En defensa del boxeo


En cuanto a la carta de Cacho (PO N° 1.000, 12/7), acerca del boxeo en Sasetru, corresponde señalar, en principio, que con toda seguridad los compañeros no han pensado, al organizar esas exhibiciones, si se trataba de un deporte o no. Simplemente, los trabajadores y la población en general consideran que sí lo es, del mismo modo en que se incluye entre los deportes al fútbol y a otras actividades profesionales.


Si se ha de seguir el principio griego de “mente sana en cuerpo sano”, no hay deporte en el capitalismo: sólo un enorme negocio que se ha constituido en uno de los principales motores de acumulación de capitales junto con el tráfico de armas, de drogas y el reciclado de mugre. Armamentos, falopa, circo y mugre: he ahí el capitalismo en su época de decadencia.


Desde ese punto de vista, es infinitamente más deporte el boxeo practicado a modo de esparcimiento en una actividad de trabajadores que toda la porquería que vemos por televisión aunque se trate de disciplinas, como el tenis, en las que nadie se pega.

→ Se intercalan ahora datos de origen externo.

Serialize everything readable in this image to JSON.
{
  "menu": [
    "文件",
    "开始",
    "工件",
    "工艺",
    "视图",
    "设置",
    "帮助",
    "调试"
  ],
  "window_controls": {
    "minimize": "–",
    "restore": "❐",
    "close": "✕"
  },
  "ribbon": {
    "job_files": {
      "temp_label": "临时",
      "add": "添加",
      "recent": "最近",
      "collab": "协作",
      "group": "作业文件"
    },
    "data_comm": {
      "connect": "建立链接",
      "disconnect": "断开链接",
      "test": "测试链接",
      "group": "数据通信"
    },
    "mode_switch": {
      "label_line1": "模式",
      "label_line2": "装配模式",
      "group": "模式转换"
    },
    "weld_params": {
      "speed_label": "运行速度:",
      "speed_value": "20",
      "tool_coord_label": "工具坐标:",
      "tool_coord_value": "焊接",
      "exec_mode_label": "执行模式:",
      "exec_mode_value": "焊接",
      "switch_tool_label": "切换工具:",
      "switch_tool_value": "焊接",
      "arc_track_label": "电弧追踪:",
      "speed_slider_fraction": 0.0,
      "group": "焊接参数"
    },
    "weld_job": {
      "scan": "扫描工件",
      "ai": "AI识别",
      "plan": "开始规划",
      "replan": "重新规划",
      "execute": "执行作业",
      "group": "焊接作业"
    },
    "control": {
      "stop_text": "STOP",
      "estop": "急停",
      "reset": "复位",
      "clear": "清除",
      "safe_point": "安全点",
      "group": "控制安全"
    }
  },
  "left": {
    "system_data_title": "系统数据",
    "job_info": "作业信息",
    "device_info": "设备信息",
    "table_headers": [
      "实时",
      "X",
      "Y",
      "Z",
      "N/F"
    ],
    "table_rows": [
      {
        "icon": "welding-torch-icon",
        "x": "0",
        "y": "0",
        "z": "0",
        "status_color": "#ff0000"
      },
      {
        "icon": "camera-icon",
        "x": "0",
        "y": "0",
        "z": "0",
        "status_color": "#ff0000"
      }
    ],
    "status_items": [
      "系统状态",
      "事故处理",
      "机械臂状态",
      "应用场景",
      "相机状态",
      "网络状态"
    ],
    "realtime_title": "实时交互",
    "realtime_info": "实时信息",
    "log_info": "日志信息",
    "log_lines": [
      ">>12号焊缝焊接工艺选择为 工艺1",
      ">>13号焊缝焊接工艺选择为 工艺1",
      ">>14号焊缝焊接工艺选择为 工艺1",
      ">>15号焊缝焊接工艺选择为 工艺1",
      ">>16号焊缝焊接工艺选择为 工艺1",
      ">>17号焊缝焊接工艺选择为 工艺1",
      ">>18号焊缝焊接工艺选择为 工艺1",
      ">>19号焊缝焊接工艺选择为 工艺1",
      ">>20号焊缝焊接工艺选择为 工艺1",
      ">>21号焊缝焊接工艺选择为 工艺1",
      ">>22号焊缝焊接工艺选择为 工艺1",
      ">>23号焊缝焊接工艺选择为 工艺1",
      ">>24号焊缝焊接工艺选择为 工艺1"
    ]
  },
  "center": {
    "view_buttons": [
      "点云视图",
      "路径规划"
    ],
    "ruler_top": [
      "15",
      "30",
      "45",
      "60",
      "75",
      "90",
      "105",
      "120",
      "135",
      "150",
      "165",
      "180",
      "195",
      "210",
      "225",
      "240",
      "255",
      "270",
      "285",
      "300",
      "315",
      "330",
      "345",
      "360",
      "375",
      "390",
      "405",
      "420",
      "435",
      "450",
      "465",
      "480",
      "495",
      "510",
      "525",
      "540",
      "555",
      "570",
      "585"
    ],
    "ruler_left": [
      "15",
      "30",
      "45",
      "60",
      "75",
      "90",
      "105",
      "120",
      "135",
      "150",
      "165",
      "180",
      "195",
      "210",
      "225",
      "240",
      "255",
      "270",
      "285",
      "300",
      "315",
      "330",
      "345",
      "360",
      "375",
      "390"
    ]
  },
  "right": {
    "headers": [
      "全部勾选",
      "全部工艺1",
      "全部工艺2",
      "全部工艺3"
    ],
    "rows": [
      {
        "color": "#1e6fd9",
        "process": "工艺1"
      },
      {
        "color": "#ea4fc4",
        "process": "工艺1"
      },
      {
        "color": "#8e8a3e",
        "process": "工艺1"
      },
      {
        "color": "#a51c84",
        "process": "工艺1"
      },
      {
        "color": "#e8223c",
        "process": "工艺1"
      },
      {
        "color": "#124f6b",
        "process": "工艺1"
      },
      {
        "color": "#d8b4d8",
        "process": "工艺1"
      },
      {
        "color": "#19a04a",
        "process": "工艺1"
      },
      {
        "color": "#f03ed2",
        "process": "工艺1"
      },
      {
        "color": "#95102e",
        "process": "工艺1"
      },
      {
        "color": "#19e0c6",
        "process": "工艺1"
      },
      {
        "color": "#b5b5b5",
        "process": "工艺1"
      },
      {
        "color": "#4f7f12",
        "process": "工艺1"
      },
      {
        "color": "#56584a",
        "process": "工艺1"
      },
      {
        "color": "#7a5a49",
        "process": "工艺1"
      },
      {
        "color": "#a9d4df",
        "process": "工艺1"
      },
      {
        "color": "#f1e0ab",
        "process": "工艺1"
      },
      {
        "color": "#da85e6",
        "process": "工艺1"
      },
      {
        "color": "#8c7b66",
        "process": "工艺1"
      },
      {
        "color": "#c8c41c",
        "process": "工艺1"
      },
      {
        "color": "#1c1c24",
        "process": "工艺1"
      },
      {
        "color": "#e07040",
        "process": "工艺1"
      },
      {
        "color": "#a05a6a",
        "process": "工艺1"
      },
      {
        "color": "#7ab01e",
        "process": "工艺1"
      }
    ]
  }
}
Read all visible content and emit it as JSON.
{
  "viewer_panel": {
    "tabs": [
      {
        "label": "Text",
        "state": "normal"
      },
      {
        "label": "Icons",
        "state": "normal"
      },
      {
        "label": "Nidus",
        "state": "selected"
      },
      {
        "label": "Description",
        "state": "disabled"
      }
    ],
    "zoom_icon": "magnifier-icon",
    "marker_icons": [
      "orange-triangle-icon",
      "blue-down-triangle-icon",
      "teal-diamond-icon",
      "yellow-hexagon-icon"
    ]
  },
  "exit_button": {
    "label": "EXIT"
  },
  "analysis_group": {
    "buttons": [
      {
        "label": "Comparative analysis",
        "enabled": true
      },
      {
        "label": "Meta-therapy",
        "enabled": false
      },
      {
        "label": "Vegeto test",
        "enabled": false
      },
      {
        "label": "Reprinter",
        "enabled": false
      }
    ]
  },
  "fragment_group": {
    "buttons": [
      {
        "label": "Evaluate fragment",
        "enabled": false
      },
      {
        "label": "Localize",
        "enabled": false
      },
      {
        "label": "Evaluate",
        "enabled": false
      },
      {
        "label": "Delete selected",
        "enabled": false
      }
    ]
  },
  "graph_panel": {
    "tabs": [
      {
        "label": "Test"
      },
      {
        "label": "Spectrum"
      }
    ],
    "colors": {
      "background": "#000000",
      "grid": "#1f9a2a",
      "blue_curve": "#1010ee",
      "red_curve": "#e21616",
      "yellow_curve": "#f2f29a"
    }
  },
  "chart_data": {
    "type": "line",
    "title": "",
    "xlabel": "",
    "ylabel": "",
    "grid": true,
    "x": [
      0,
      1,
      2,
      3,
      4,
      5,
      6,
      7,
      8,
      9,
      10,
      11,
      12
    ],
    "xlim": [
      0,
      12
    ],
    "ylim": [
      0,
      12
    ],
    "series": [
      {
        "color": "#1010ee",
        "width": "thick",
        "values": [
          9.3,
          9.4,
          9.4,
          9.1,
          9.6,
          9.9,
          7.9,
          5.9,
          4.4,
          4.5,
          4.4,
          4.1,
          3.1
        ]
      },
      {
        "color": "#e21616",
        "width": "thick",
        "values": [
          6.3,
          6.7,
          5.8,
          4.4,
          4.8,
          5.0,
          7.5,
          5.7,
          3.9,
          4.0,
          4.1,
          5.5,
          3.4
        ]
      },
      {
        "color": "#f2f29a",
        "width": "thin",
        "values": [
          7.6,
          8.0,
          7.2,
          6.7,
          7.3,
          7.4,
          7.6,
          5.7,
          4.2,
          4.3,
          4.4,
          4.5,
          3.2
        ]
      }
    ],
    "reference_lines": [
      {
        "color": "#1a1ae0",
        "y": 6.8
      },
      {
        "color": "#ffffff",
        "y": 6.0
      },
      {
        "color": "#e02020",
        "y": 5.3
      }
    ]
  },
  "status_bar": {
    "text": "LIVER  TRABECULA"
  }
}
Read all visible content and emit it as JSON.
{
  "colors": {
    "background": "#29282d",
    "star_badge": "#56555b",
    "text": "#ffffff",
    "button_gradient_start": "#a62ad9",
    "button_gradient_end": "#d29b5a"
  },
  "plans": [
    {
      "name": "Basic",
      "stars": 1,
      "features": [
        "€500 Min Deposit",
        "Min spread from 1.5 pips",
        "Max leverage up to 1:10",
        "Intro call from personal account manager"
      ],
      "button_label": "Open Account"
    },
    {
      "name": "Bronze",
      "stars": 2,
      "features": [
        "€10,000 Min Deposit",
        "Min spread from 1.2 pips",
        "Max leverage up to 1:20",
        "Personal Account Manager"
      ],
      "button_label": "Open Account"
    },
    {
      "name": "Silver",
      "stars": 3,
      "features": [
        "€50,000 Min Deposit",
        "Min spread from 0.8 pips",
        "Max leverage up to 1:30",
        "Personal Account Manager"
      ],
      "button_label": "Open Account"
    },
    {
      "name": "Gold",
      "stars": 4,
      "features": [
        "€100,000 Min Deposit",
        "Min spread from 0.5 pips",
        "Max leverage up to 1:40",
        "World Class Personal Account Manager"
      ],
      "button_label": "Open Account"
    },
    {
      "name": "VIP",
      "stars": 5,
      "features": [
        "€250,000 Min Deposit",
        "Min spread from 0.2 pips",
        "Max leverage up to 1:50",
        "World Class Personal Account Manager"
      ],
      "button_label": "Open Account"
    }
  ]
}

Por lo demás, no deja de asombrar que en esta época, cuando el régimen social ha acumulado una capacidad de destrucción capaz de provocar en horas el estallido del planeta, cause tanto escozor la violencia elemental de dos hombres, o dos mujeres, que atacan y se defienden con sus puños arriba de un ring.


El compañero Cacho sostiene que, si nuestras ideas toman el poder, el boxeo será prohibido. Ya se hizo en la Edad Media, cuando los curas entendieron que cualquier cosa que enalteciera el cuerpo constituía paganismo y, por tanto, pecado. Empero, el boxeo no se extinguió y su práctica, clandestina, prosiguió hasta que la pujanza del primer capitalismo lo devolvió a la superficie.


La escritora norteamericana Carol Oates dice, en un libro más que interesante (El boxeo) que, en la sociedad capitalista, el pugilismo no representa la vida, que es la vida. Quienes asisten a cualquier espectáculo deportivo, desde cierto punto de vista rememoran todo el aspecto lúdico de su propia infancia. En cambio, los espectadores de un encuentro de boxeo, y los boxeadores mismos, recuperan de algún modo los ancestros bárbaros de la especie.


¿Puede todo eso suprimirse con una prohibición? Es de temer, compañero Cacho, que si tal cosa se intentara, el boxeo, como en el medioevo, se las arreglaría para sobrevivir en la clandestinidad y quien esto escribe, no tenga dudas, contribuiría a que así fuera.


Cuando el acto brutal de dos hombres que se golpean deje de ser la vida porque la vida habrá cambiado, el boxeo, como el Estado, simplemente se extinguirá sin necesidad de prohibiciones. Jamás las prohibiciones han servido para suprimir lo prohibido, salvo, claro está, la prohibición de explotar a los trabajadores.


Por otra parte, resulta por lo menos improcedente comparar al boxeo profesional, y aun al aficionado en competencias de alto rendimiento, con una exhibición pugilística en una fiesta de trabajadores. A nadie se le puede ocurrir seriamente que el objetivo de quienes las ofrecieron, y divirtieron con ellas a sus compañeros, hayan procurado causar a quien tenían enfrente conmociones cerebrales o de cualquier otro tipo.